Arbre gigantesque, hébergeant la beauté du monde, de l’abri sombre de tes racines à ton faîte perdu dans les nuages, plonge au néant de l’oubli puisque « DES HOMMES SONT VENUS ».
(Il jette ce titre au courant)

Petite Marie, belle petite Marie qui a tant pleuré d’avoir croisé un fantôme sur ton chemin d’enfant au cœur pur, reprends, apaisée, tes rêves de Monde merveilleux où ne volète aucune « VIVE POUSSIERE ».
(Il laisse tomber ce titre au courant)

Pauvre vieil enfant aveuglé aux fournaises du Monde des hommes, qui t’es jeté âme la première à la dévorance du « SILICIUM », désaltère-toi enfin à la paix de l’onde.
(Il laisse tomber au courant ce titre)

Petit bonhomme mal aseptisé qui ne pouvait que frapper de ton petit point rageur sur le verre de ton bocal pour empêcher l’écrabouillement prophylactique de la merveilleuse femme-libellule, leur emprise au Monde a vaincu et il nous restera à jamais « COMME UN GOÛT DE CENDRE AU REVEIL ».
(Il jette ce titre au courant)

Petites canailles de lutins infréquentables, Briscard, Calebasse, Cholesto, le beau Gersure, Jarnicot, La Bandoche, Phéromone, Purus, Zeugmette, la délicieuse, la sucrée, la perverse… Votre Eminence Sa Béatitude Troisaucube, et vous, crapules de carnaval, Roi Fulminate, Reine Rubéole, Princesse Entrecuisse, Monsieur le Président de la Paix, Roi Purgarer, Reine Saignarée, Roi RictusIV, Reine Rectaversa, Reine Vinaigrette Sulfurique, Pauvre andouille de prince Consort, Roi Vitembois, Reine Chattencuire, grand dadet de Prince Billedacier et vous autres, manants, Funiculus le messager, monsieur l’Astronome, troupeau asservi des paysans et toi, petit Hérault de cérémonie, vous deviez annoncer sur les tréteaux « L’APOCALYPSE SELON ZEUGMETTE », vos mots n’ont pu franchir mon impuissance à les faire entendre, que les eaux noires les dissolvent.
(Il jette ce titre au courant)

Bûchette qui croyait que tout homme peut être sauvé de ses cauchemars, qui avait un cœur vaste jusqu’à aimer une sœur morte de douleur, Marie-Hélène qu’on a tuée à force de larmes, Monsieur Gildas, triste héros, mangeur de destin, je vous demande pardon pour cette inexistence qu’on vous a jetée à la figure.

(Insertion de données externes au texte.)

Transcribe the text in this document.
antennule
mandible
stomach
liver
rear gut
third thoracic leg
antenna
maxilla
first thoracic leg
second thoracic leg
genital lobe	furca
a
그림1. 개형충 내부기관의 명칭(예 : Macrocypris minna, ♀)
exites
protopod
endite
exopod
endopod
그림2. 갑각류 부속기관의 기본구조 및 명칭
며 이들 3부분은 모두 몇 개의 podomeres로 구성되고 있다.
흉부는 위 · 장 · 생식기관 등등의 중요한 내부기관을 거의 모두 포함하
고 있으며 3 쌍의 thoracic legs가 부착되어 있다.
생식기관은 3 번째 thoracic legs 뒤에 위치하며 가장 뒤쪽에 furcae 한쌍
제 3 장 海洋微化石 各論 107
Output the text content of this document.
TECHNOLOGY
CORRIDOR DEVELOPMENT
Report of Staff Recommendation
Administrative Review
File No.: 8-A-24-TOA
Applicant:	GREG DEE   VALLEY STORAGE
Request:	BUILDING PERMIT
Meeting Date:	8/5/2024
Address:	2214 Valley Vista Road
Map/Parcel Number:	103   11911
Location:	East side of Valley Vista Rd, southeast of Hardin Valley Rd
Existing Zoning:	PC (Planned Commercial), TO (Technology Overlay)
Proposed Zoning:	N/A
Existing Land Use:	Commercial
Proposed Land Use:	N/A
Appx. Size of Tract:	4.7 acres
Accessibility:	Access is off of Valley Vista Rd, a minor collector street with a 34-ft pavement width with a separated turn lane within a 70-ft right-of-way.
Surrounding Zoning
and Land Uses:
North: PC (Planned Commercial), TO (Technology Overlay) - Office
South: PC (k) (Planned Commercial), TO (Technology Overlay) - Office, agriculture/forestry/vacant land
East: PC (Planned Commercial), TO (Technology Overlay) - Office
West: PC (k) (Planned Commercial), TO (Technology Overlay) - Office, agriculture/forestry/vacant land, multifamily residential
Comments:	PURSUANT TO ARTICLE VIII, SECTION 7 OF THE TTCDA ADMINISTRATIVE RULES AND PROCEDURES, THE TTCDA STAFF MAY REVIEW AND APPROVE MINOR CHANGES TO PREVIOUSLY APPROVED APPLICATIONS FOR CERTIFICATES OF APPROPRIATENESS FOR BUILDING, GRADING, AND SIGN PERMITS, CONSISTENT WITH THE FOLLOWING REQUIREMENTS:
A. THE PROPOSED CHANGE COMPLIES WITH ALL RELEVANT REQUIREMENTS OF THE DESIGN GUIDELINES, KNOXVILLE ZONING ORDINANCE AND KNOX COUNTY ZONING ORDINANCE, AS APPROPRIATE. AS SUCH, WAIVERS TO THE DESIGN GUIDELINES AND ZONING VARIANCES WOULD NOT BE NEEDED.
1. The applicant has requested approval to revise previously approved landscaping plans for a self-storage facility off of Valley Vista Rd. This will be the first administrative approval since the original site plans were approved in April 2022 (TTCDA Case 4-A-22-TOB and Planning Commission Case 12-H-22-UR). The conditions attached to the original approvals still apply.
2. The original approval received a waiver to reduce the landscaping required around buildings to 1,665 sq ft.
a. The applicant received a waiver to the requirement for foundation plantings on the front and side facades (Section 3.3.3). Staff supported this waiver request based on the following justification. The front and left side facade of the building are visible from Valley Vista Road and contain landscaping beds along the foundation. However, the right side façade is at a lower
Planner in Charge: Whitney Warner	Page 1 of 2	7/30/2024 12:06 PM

Il ne restera rien de cette rencontre, pas même « TROIS P’TITS COQUELICOTS ».
(Il jette au courant ce titre)

Insupportables et attachants petits marmousets, Félicité, la grande gueule au cœur d’or, Kavichy, le vieux con qui t’es coulé sans t’en rendre compte au moule inaltérable du bœuf ordinaire et imbuvable, Odile, la belle Odile, l’éternelle errante à la recherche de ce bonheur d’enfant qui t’a été volé, Sandya, Rabiha, les belles louloutes à la tête encombrée de rêves heureux, Samy, le poète aux idées multicolores, paumé dans une époque si grise, si gluante, Marco, le pote de chez pote, le frère, Simon, l’enfant blessé, haché vif déjà par une société aux trop grandes dents, Cassy, la magicienne, et toi aussi, Kiki, le petit ours en peluche tout crade et qui donne pourtant du bonheur à une vieille enfant abandonnée, il aurait pu être fort, votre message de vie, s’ils en avaient voulu ! Mais non, pas de place pour ça ici. Alors, je vous abandonne, le cœur meurtri, à vos « LIGNES DE FUITE ».
(Il laisse s’échapper ce titre au courant)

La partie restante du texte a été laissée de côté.